Without changing the current rounding mode, you need SSE4.1 roundps to round a float to the nearest integer float using your choice of rounding modes. Or you could use one of the tricks shows in other answers that work for floats with small enough magnitude to fit in a signed 32-bit integer, since that's your ultimate destination format anyway.)
(With the right compiler options, like -fno-math-errno, and the right -march or -msse4 options, compilers can inline floor using roundps, or the scalar and/or double-precision equivalent, e.g. roundsd xmm1, xmm0, 1, but this costs 2 uops and has 1 per 2 clock throughput on Haswell for scalar or vectors. Actually, gcc8.2 will inline roundsd for floor even without any fast-math options, as you can see on the Godbolt compiler explorer. But that's with -march=haswell. It's unfortunately not baseline for x86-64, so you need to enable it if your machine supports it.)
Yes, floor() is extremely slow on all platforms since it has to implement a lot of behaviour from the IEEE fp spec. You can't really use it in inner loops.
I sometimes use a macro to approximate floor():
#define PSEUDO_FLOOR( V ) ((V) >= 0 ? (int)(V) : (int)((V) - 1))
It does not behave exactly as floor(): for example, floor(-1) == -1 but PSEUDO_FLOOR(-1) == -2, but it's close enough for most uses.
An actually branchless version that requires a single conversion between floating point and integer domains would shift the value x to all positive or all negative range, then cast/truncate and shift it back.
long fast_floor(double x)
{
const unsigned long offset = ~(ULONG_MAX >> 1);
return (long)((unsigned long)(x + offset) - offset);
}
long fast_ceil(double x) {
const unsigned long offset = ~(ULONG_MAX >> 1);
return (long)((unsigned long)(x - offset) + offset );
}
As pointed in the comments, this implementation relies on the temporary value x +- offset not overflowing.
On 64-bit platforms, the original code using int64_t intermediate value will result in three instruction kernel, the same available for int32_t reduced range floor/ceil, where |x| < 0x40000000 --
inline int floor_x64(double x) {
return (int)((int64_t)(x + 0x80000000UL) - 0x80000000LL);
}
inline int floor_x86_reduced_range(double x) {
return (int)(x + 0x40000000) - 0x40000000;
}
They do not do the same thing. floor() is a function. Therefore, using it incurs a function call, allocating a stack frame, copying of parameters and retrieving the result.
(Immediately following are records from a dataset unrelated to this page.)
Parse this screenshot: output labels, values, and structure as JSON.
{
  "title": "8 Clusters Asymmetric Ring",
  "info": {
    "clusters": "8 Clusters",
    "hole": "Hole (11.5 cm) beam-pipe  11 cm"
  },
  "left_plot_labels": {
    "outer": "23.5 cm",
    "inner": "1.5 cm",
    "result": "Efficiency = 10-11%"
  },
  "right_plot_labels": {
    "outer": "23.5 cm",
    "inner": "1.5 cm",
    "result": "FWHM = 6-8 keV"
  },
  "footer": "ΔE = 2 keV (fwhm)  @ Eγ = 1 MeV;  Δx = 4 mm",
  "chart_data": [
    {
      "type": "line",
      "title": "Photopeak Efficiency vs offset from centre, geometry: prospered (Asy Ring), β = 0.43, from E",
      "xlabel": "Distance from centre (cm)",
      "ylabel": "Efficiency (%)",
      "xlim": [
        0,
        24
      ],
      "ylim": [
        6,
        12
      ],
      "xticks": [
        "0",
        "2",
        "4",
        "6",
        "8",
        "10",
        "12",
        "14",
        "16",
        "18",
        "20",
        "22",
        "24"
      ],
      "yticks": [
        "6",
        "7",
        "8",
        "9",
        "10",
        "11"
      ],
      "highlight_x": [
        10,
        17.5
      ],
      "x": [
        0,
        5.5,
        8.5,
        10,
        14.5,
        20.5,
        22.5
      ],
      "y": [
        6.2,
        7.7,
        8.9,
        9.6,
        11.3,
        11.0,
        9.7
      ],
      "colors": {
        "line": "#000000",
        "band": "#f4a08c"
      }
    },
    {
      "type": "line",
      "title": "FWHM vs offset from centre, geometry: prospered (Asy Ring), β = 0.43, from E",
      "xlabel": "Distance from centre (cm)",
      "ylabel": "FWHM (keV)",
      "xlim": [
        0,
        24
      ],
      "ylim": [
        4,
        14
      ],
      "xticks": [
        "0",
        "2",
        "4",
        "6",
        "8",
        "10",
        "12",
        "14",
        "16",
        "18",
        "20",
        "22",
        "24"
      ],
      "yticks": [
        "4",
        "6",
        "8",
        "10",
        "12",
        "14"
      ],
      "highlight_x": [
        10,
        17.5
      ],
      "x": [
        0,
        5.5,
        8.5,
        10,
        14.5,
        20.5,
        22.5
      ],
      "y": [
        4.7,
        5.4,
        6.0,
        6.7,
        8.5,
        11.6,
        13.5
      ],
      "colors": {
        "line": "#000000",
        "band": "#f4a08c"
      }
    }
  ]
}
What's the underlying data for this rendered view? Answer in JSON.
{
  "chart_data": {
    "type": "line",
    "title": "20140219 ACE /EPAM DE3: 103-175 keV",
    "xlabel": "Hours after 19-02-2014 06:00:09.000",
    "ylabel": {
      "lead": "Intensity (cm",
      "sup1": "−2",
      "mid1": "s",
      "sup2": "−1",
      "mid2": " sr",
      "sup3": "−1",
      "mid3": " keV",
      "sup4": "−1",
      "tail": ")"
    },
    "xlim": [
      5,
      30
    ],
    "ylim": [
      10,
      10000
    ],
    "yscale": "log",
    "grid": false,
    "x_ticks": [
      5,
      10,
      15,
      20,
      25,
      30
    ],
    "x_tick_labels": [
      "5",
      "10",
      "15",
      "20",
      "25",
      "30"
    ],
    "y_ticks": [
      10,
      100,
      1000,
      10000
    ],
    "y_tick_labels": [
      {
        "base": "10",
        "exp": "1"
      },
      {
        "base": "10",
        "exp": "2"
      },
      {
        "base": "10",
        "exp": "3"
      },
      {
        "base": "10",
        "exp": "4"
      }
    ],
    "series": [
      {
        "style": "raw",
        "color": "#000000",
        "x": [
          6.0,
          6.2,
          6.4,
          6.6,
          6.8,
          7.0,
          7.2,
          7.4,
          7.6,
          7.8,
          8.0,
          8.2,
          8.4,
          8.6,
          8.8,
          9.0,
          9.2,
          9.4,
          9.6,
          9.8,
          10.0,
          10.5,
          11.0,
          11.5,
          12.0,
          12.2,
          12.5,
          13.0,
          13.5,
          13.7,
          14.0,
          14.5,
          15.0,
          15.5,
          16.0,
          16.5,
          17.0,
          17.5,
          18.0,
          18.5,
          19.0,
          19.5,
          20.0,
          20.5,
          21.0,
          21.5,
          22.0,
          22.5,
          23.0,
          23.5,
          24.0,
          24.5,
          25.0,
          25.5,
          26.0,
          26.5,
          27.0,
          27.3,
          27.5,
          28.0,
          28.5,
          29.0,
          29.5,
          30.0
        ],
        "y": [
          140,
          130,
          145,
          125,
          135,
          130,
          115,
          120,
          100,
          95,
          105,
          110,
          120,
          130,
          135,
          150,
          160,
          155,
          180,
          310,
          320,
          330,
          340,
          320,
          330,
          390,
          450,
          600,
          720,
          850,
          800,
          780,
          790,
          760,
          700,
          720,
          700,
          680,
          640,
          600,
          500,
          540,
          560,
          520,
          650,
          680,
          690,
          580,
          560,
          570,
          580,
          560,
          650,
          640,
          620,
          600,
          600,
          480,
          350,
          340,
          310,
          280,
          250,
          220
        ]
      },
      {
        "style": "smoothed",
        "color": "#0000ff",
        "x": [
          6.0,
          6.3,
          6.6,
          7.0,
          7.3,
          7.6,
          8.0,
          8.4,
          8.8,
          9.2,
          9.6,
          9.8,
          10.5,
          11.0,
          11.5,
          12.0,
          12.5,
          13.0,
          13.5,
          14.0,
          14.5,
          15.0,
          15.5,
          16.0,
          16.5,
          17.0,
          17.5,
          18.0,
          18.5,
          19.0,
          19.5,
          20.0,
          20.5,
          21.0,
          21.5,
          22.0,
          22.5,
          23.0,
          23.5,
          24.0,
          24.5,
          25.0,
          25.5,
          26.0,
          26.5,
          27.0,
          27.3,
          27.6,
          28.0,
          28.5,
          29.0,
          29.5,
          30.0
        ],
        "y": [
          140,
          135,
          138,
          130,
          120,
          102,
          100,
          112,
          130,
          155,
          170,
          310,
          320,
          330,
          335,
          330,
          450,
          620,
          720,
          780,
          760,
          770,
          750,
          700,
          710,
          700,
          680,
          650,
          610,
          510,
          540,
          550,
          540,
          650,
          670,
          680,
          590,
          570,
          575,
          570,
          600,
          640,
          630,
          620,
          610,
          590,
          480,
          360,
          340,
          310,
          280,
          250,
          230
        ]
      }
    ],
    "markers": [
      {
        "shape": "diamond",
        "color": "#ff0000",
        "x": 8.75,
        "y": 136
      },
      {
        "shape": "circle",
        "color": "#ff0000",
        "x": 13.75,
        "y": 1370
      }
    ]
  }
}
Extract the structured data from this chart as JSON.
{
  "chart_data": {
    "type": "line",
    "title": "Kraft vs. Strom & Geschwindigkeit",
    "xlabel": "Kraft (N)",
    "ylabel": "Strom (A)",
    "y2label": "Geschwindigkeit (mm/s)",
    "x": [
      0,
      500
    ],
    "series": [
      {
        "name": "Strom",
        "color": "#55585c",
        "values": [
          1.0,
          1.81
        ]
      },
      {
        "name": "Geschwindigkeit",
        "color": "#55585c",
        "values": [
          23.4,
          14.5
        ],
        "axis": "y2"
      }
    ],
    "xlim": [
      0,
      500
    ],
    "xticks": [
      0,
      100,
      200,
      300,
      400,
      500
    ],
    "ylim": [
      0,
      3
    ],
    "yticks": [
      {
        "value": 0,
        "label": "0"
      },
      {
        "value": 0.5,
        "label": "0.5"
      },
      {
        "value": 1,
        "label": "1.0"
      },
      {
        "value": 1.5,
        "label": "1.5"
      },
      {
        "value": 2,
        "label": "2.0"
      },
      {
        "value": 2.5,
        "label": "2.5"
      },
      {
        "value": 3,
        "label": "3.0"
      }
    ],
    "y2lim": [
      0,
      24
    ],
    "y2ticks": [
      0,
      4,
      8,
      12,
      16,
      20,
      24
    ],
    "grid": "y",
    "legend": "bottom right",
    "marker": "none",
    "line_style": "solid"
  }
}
Casting is not a function call, so it uses faster mechanisms (I believe that it may use registers to process the values).
Probably floor() is already optimized.
Can you squeeze more performance out of your algorithm? Maybe switching rows and columns may help? Can you cache common values? Are all your compiler's optimizations on? Can you switch an operating system? a compiler?
Jon Bentley's Programming Pearls has a great review of possible optimizations.
Fast double round
double round(double x)
{
return double((x>=0.5)?(int(x)+1):int(x));
}
Terminal log
test custom_1 8.3837
test native_1 18.4989
test custom_2 8.36333
test native_2 18.5001
test custom_3 8.37316
test native_3 18.5012
Test
void test(char* name, double (*f)(double))
{
int it = std::numeric_limits<int>::max();
clock_t begin = clock();
for(int i=0; i<it; i++)
{
f(double(i)/1000.0);
}
clock_t end = clock();
cout << "test " << name << " " << double(end - begin) / CLOCKS_PER_SEC << endl;
}
int main(int argc, char **argv)
{
test("custom_1",round);
test("native_1",std::round);
test("custom_2",round);
test("native_2",std::round);
test("custom_3",round);
test("native_3",std::round);
return 0;
}
Result
Type casting and using your brain is ~3 times faster than using native functions.